A total of 132 lesions was analyzed: 46 lesions without any prior manipulation, 44 with prior biopsy sampling only, and 42 with prior advanced manipulation including tattoo and/or snare sampling. The en-bloc resection rate was 34.8% for nonmanipulated lesions, 15.9% for lesions with prior biopsy sampling, and 4.8% for lesions with prior advanced manipulation (P = .001). Complete endoscopic resection without the need for ablation of visible residual was performed in 93.5% of nonmanipulated lesions, 68.2% of lesions with prior biopsy sampling, and 50% of lesions with prior advanced manipulation (P < .001). Recurrence rates were 7.7%, 40.7%, and 53.8% in the 3 groups (P = .001).
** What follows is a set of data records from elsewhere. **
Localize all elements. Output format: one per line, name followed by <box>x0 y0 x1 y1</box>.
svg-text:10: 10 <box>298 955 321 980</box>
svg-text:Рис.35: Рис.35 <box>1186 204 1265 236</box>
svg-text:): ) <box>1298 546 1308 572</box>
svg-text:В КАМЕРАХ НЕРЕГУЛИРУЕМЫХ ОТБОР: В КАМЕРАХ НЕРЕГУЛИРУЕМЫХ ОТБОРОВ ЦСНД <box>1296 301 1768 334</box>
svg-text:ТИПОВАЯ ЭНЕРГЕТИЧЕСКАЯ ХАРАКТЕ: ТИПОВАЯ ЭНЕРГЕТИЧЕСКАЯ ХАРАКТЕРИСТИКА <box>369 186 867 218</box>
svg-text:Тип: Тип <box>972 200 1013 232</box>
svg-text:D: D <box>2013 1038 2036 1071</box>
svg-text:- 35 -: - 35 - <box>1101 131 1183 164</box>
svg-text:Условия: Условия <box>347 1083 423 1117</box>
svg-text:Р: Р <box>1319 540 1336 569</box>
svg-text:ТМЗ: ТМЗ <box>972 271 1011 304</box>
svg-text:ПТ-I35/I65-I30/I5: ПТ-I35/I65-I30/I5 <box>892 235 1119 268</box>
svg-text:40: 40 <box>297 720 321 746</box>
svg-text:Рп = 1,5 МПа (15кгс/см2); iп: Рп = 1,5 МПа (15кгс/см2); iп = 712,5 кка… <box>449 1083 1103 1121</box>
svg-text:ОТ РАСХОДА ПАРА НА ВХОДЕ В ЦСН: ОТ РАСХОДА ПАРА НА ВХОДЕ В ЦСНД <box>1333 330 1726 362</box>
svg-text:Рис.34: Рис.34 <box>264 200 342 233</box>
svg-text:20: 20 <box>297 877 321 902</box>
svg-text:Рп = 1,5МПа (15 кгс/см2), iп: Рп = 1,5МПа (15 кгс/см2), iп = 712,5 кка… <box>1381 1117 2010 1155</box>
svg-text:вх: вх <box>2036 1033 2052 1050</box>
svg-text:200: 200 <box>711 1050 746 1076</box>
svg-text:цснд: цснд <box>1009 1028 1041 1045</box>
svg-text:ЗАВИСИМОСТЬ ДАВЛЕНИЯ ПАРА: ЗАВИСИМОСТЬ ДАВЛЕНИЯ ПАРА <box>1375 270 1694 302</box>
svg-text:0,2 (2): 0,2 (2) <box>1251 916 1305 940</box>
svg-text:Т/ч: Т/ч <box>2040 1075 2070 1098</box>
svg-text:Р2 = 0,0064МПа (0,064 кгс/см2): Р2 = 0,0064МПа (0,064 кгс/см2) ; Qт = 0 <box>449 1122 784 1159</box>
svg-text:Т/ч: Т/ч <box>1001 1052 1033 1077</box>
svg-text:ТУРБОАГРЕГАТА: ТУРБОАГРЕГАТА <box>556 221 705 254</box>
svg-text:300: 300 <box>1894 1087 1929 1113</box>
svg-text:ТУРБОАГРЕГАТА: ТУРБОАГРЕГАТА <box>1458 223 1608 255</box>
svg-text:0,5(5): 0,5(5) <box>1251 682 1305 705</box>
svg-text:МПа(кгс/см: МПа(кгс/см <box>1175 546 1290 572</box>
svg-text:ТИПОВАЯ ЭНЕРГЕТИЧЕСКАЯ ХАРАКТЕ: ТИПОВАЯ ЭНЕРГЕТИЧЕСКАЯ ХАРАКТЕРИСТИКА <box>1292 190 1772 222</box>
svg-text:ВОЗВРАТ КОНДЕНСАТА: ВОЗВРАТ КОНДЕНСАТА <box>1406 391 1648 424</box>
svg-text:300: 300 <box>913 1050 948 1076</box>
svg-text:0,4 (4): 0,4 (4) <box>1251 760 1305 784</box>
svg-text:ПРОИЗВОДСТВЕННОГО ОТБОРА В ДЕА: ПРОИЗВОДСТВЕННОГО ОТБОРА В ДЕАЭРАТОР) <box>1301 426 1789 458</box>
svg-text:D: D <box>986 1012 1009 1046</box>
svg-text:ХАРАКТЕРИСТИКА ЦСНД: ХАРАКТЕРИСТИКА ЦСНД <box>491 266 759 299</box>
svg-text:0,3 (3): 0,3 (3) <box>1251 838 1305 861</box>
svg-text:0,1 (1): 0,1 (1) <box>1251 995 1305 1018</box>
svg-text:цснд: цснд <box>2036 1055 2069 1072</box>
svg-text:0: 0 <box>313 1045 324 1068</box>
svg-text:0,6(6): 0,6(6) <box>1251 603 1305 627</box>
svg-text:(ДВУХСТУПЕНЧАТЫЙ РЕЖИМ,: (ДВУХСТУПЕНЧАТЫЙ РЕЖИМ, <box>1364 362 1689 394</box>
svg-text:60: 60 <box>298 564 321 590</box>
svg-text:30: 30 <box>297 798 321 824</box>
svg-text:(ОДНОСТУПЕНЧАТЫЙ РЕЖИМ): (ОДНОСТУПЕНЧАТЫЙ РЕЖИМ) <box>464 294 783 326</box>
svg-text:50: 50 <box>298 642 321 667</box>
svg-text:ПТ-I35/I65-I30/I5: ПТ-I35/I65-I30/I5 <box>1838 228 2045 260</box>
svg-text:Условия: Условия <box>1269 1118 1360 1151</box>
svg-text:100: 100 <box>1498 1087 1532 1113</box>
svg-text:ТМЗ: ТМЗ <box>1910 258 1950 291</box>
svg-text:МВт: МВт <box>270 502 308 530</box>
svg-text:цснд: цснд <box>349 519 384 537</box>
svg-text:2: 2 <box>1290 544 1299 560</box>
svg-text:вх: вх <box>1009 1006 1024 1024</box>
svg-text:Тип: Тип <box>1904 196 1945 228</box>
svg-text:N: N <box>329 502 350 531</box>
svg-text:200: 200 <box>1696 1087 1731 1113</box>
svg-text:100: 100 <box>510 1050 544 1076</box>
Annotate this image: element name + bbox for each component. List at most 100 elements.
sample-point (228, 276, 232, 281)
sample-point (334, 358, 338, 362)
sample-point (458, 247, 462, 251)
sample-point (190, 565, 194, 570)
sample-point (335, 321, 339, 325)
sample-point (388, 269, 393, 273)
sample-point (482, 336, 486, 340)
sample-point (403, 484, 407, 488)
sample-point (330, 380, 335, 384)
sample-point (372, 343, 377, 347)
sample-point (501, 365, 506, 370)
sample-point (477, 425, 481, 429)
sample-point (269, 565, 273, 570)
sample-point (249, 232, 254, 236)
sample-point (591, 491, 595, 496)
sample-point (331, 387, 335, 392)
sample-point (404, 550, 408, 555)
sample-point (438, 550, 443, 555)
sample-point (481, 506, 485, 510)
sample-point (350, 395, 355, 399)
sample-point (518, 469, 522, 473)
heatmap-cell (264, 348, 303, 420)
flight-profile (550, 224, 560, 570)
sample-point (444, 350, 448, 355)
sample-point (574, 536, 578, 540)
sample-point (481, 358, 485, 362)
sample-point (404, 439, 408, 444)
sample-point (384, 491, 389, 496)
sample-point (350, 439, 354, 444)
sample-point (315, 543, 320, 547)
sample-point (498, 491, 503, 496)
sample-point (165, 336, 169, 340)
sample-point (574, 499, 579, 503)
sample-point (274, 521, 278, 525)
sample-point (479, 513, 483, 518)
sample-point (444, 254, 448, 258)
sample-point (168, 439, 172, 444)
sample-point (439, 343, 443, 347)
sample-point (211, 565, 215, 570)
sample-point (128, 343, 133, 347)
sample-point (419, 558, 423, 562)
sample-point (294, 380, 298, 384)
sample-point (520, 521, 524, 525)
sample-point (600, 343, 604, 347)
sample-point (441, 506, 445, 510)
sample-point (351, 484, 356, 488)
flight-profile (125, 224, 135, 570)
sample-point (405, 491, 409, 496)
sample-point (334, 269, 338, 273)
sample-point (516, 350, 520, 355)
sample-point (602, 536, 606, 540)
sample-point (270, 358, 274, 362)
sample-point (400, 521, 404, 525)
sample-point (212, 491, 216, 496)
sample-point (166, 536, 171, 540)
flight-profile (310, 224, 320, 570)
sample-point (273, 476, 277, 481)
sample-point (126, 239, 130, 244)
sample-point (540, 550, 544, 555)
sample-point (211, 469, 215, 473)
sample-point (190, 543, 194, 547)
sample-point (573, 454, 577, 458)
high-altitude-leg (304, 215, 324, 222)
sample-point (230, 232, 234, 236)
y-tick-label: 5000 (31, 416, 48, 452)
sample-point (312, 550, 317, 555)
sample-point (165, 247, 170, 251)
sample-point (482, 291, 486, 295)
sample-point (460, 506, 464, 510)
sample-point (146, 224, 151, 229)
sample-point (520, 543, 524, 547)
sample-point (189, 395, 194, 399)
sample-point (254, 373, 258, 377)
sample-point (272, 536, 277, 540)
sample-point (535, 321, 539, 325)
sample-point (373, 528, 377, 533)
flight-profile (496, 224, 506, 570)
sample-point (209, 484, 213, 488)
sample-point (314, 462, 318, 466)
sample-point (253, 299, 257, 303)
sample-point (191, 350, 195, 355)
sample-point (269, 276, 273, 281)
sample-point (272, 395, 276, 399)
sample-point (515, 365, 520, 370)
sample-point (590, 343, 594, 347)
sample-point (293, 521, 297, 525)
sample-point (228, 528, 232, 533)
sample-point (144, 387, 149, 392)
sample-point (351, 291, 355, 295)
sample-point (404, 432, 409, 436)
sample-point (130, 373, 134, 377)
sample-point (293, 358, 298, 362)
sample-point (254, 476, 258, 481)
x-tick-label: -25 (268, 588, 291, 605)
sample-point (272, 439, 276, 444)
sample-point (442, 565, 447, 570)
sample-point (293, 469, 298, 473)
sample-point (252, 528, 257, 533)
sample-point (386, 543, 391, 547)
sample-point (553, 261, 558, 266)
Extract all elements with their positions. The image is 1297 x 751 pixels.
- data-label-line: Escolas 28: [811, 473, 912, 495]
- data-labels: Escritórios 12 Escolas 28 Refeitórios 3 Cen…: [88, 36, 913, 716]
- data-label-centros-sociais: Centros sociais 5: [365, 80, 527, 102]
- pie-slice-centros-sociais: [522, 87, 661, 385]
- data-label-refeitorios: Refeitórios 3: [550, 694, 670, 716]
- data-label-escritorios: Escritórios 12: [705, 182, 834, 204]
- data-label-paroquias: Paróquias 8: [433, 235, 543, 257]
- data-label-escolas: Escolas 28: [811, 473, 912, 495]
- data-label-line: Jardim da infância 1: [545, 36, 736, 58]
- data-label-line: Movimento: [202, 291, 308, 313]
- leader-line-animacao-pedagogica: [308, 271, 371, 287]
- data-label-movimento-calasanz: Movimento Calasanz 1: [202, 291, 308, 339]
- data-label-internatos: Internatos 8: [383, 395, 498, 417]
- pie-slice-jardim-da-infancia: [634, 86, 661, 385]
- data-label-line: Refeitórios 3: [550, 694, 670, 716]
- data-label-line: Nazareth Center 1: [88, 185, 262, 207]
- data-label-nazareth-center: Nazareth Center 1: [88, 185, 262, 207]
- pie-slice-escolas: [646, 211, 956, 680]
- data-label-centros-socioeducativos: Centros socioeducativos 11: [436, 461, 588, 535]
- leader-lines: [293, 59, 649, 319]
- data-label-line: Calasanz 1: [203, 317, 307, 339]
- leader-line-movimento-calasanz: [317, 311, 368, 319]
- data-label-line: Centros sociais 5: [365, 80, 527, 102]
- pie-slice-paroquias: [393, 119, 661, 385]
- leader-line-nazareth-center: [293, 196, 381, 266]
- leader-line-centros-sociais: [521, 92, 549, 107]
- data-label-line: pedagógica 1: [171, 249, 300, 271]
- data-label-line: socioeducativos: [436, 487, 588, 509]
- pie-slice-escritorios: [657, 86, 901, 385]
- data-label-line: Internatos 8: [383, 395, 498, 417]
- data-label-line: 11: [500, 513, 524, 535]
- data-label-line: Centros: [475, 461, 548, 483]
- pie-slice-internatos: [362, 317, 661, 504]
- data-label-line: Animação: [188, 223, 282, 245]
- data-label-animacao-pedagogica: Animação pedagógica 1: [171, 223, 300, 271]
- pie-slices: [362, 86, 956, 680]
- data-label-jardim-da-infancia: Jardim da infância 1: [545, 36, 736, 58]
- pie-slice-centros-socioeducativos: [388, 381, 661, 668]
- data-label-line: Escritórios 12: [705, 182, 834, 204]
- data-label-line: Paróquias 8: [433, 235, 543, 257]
In multivariate analysis, prior biopsy sampling was an independent predictor for inability to perform complete resection without ablation of visible residual (odds ratio .24, P < .05) and for recurrence (odds ratio 11.5, P = .004) compared with nonmanipulated lesions. Prior advanced manipulation was an independent predictor for inability to perform en-bloc resection (odds ratio .024, P = .001), for inability to perform complete resection without ablation of visible residual (odds ratio .081, P < .001), and for recurrence (odds ratio 18.8, P = .001).

LIMITATIONS

Retrospective study.

CONCLUSIONS

Prior biopsy sampling and advanced manipulation have significant deleterious effects on endoscopic treatment of LNCL.

摘要

背景

在将直径≥20 毫米的非息肉样结直肠大病变(LNCL)转介行内镜切除前,通常会进行内镜操作,包括对病变本身进行活检取样、用纹身颜料标记病变和用息肉切除术圈套器取样。

目的

评估术前操作对后续内镜治疗的技术难度和复发率的影响。

设计

回顾性研究。

地点

两个转诊中心。

患者

LNCL 转介行内镜切除术的患者。

干预措施

内镜切除术。

主要观察指标

整块切除率、无可见残留的完全内镜切除成功率、随访时的复发率、整块切除、无可见残留切除和复发的独立预测因素。

结果

共分析了 132 个病变:46 个无任何术前操作的病变、44 个仅有术前活检取样的病变和 42 个有术前高级操作(包括纹身和/或圈套器取样)的病变。未行预处理的病变整块切除率为 34.8%,行活检取样的病变为 15.9%,行高级操作的病变为 4.8%(P=.001)。无可见残留的完全内镜切除在未行预处理的病变中完成 93.5%,活检取样的病变中完成 68.2%,高级操作的病变中完成 50%(P<.001)。3 组的复发率分别为 7.7%、40.7%和 53.8%(P=.001)。多变量分析显示,与未行预处理的病变相比,活检取样是无法行无可见残留完全内镜切除和复发的独立预测因素(比值比分别为 0.24,P<.05 和 11.5,P=.004)。高级操作是整块切除失败、无可见残留的完全内镜切除失败和复发的独立预测因素(比值比分别为 0.024,P=.001、0.081,P<.001 和 18.8,P=.001)。

局限性

回顾性研究。

结论

术前活检取样和高级操作对 LNCL 的内镜治疗有显著的不良影响。